Le liquidateur de la société MOSAIC LPB conclut au rejet de cette demande d’expertise au motif que l’A.S.L tente d’obtenir une nouvelle désignation du même expert afin de pallier sa propre carence et rendre contradictoire et opposable le premier rapport d’expertise. Le liquidateur ajoute que l’A.S.L avait connaissance de l’ouverture d’une procédure de liquidation judicaire à l’encontre de la société MOSAIC LPB puisqu’elle a déclaré sa créance au passif de cette dernière et que le liquidateur a contesté cette créance devant le juge commissaire dès 2021. Ainsi, conformément à l’article 146 alinéa 2 du code de procédure civile, la société l’A.S.L est responsable des conséquences de sa défaillance probatoire et ne peut donc solliciter une nouvelle expertise, confiée au même expert.
En l’espèce, il est constant que la société MOSAIC LPB n’a pas été convoquée lors de l’expertise ordonnée par le président du tribunal judicaire de Grasse par ordonnance du 23 décembre 2019 et confiée à Mme [W] [F] qui a rendu son rapport le 2 juin 2022.
Cependant, l’A.S.L a eu connaissance dès 2019 de l’ouverture d’une procédure de liquidation judicaire à l’encontre de la société MOSAIC LPB puisqu’elle a sollicité la déclaration de sa créance au passif de cette dernière par acte du 17 octobre 2019. Aussi, il lui était loisible de saisir le juge de la mise en état afin que les conclusions de l’expertise ordonnée soient rendues communes et opposables à la société MOSAIC LPB ainsi qu’à son liquidateur, Me [X] [U] étant rappelé que l’expert a rendu son rapport le 2 juin 2022. L’ASL a donc disposé de près de plus de deux ans pour solliciter que ces opérations d’expertise soient rendues communes à la société MOSAIC LPB. Ce n’est pourtant que par conclusions du 23 avril 2024 qu’elle sollicite que soit ordonnée une nouvelle expertise judiciaire, confiée au même expert judiciaire.
En outre, le demandeur à l’incident ne fait pas valoir de motifs justifiant la nouvelle désignation d’un expert, dès lors que la demande formulée par le demandeur à l’incident de voir confier à l’expert la mission de comptes entre les parties faisait déjà partie de la mission de l’expert désigné en 2019 et que l’expert a d’ailleurs conclu sur ce point dans son rapport d’expertise en indiquant dans ses conclusions que « le trop payé par l’ASL à la société MOSAIC est estimé à 2.000.000 euros ».

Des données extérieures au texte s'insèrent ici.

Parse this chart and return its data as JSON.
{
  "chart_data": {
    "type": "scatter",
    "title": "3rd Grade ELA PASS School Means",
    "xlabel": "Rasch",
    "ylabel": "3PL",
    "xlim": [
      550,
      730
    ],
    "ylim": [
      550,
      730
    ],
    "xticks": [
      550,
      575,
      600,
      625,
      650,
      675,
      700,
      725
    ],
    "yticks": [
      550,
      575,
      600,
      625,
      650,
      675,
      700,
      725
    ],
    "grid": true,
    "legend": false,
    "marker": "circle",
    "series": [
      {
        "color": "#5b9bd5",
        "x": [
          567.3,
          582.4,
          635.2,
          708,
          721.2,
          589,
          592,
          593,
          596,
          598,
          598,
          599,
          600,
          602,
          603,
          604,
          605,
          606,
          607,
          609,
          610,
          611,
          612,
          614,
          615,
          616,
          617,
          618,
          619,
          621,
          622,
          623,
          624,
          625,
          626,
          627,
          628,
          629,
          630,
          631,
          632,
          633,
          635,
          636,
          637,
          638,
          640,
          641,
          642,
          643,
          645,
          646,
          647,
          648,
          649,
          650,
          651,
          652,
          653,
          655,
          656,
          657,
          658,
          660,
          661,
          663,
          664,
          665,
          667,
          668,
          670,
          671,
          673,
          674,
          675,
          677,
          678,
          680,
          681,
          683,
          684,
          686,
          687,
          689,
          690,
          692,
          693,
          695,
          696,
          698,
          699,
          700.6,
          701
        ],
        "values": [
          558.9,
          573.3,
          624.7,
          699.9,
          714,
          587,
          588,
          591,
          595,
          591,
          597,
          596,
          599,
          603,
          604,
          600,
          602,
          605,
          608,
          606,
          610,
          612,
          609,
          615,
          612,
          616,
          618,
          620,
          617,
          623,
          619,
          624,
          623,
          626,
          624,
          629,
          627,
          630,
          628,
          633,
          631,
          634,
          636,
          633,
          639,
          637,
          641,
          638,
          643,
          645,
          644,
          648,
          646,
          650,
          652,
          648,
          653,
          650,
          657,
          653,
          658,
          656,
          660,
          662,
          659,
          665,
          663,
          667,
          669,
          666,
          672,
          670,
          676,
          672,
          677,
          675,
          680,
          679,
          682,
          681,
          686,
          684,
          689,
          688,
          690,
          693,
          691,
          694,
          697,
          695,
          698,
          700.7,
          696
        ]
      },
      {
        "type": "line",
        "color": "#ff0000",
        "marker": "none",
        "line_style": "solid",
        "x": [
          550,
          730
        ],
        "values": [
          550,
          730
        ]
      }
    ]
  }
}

Enfin, le seul fait que la société MOSAIC LPB et son liquidateur n’aient pu participer aux opérations n’est pas un motif suffisant pour solliciter la tenue d’une nouvelle expertise, le rapport d’expertise pouvant tout de même être pris en compte dès lors qu’il est soumis à leur discussion et corroboré par d’autres éléments de preuve.
Aussi, l’A.S.L est à même de débattre des pièces adverses qui sont produites, de verser les factures, ainsi qu’elle l’a fait dans son assignation. Elle pourra produire aux débats toutes pièces utiles pour solliciter du juge la fixation de sa créance au passif de la liquidation.
Ces motifs conduisent à rejeter la demande d’expertise formée par l’A.S.L .
2. Sur les autres demandes
Les circonstances de l’espèce ne justifient pas l’allocation d’une indemnité au titre de l’article 700 du code de procédure civile.
PAR CES MOTIFS
Le juge de la mise en état,
Statuant par mise à disposition des parties par le greffe, par ordonnance contradictoire et en premier ressort ;
REJETTE la demande d’expertise formée par l’A.S.L association syndicale libre [Adresse 4] ;
REJETTE la demande de condamnation sur le fondement de l’article 700 du code de procédure civile ;
RENVOIE l’affaire à l’audience de mise en état du 2 décembre 2025 à 09h30 pour conclusions récapitulatives en défense,
RESERVE les dépens.
signée par Juline LAVELOT, Vice-Présidente, chargée de la mise en état, et par Florence GIRARDOT, Greffier présent lors du prononcé.